The Ottoman army under the command of Yavuz Sultan Selim advanced towards Tabriz on 25 August 1514, after the Chaldiran victory.

Dukaginoğlu Ahmet Pasha, Defterdar Piri Çelebi and (chronicler) İdris-i Bitlisî were sent to Tabriz as a vanguard with a reserve unit. This vanguard unit took over the city and preparations were started to welcome it. The people of Tabriz covered the road with shawls and precious fabrics until Surhab outside Tabriz. The soldiers and the people lined up on the route applauded Yavuz Sultan Selim and the Ottoman army who entered the city on 6 September 1514.
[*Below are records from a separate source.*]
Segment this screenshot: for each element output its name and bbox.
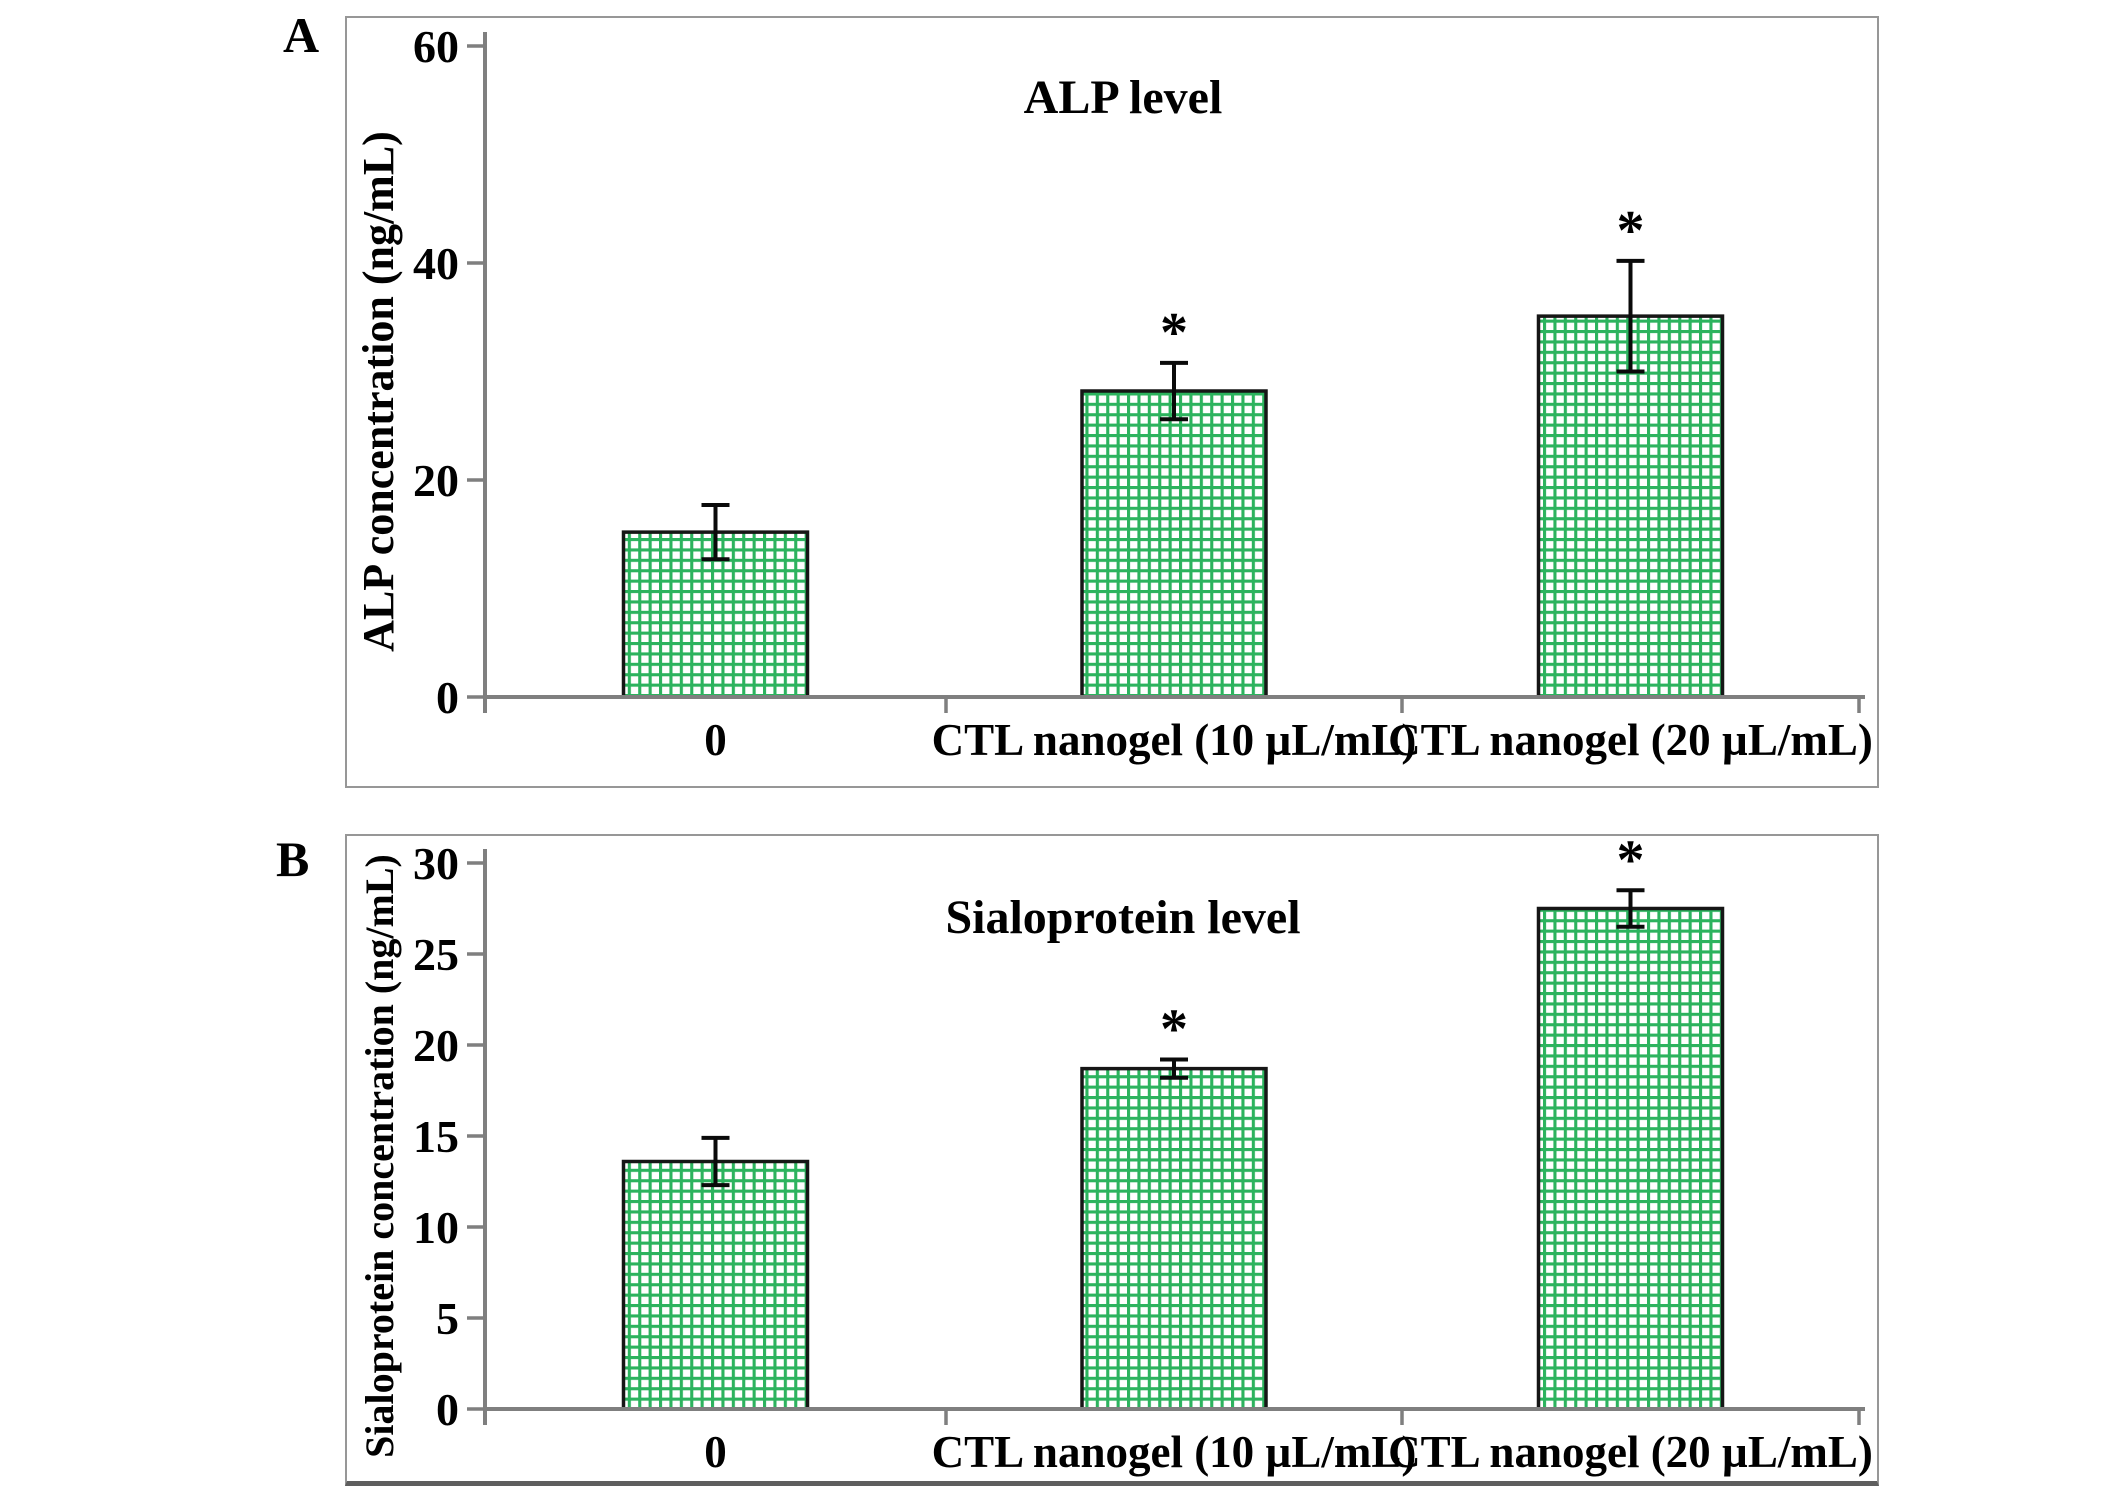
sialo-bar-0 bbox=[623, 1161, 808, 1409]
sialo-y-tick-label: 10 bbox=[413, 1202, 459, 1253]
alp-significance-star-2: * bbox=[1617, 200, 1645, 262]
sialo-y-tick-label: 15 bbox=[413, 1111, 459, 1162]
sialo-significance-star-2: * bbox=[1617, 836, 1645, 891]
alp-y-axis-title: ALP concentration (ng/mL) bbox=[354, 131, 403, 652]
alp-y-tick-label: 60 bbox=[413, 21, 459, 72]
alp-category-label-0: 0 bbox=[704, 715, 727, 765]
sialo-significance-star-1: * bbox=[1160, 999, 1188, 1061]
panel-b-box: Sialoprotein level Sialoprotein concentra… bbox=[345, 834, 1879, 1486]
sialo-bar-2 bbox=[1538, 908, 1723, 1409]
alp-significance-star-1: * bbox=[1160, 302, 1188, 364]
alp-y-tick-label: 0 bbox=[436, 672, 459, 723]
panel-a-box: ALP level ALP concentration (ng/mL) 0 20 40 6… bbox=[345, 16, 1879, 788]
alp-category-label-1: CTL nanogel (10 µL/mL) bbox=[932, 715, 1417, 765]
sialo-bar-1 bbox=[1082, 1068, 1266, 1409]
sialo-y-tick-label: 25 bbox=[413, 929, 459, 980]
alp-bar-1 bbox=[1082, 391, 1266, 697]
sialo-y-axis-title: Sialoprotein concentration (ng/mL) bbox=[357, 854, 402, 1458]
panel-label-a: A bbox=[283, 7, 320, 63]
alp-y-tick-label: 20 bbox=[413, 455, 459, 506]
sialo-category-label-2: CTL nanogel (20 µL/mL) bbox=[1388, 1427, 1873, 1477]
sialo-y-tick-label: 20 bbox=[413, 1020, 459, 1071]
panel-label-b: B bbox=[276, 831, 310, 887]
sialo-y-tick-label: 5 bbox=[436, 1293, 459, 1344]
sialo-y-tick-label: 30 bbox=[413, 838, 459, 889]
sialo-category-label-1: CTL nanogel (10 µL/mL) bbox=[932, 1427, 1417, 1477]
alp-bar-2 bbox=[1538, 316, 1723, 697]
sialo-chart-title: Sialoprotein level bbox=[945, 891, 1300, 944]
alp-category-label-2: CTL nanogel (20 µL/mL) bbox=[1388, 715, 1873, 765]
alp-level-chart: ALP level ALP concentration (ng/mL) 0 20 40 6… bbox=[354, 21, 1873, 765]
alp-y-tick-label: 40 bbox=[413, 238, 459, 289]
sialo-category-label-0: 0 bbox=[704, 1427, 727, 1477]
sialo-y-tick-label: 0 bbox=[436, 1384, 459, 1435]
alp-chart-title: ALP level bbox=[1024, 71, 1223, 124]
sialoprotein-level-chart: Sialoprotein level Sialoprotein concentra… bbox=[357, 836, 1873, 1477]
On Friday 8 September 1514, the Friday greeting was performed at the Sultan Yakub Mosque (in some sources, at the Hasan Han Mosque) and a sermon was read in the name of Yavuz Sultan Selim. Selim also ordered the repair of mosques that had been ruined due to neglect.

On 12 September some 1000 scientists and artists began to be sent from Tabriz to Istanbul. On 15 September, the Ottoman army left Tabriz and advanced towards Karabakh. The Janissaries, who opposed the idea of Yavuz Sultan Selim staying in Tabriz, also rebelled against the idea of Selim wintering in Karabakh and then marching on Iran again during the following campaign season (sources record that the Janissaries shouted around the Sultan by attaching their torn shoes and clothes to the tips of their spears, and even fired bullets into the Sultan's tent).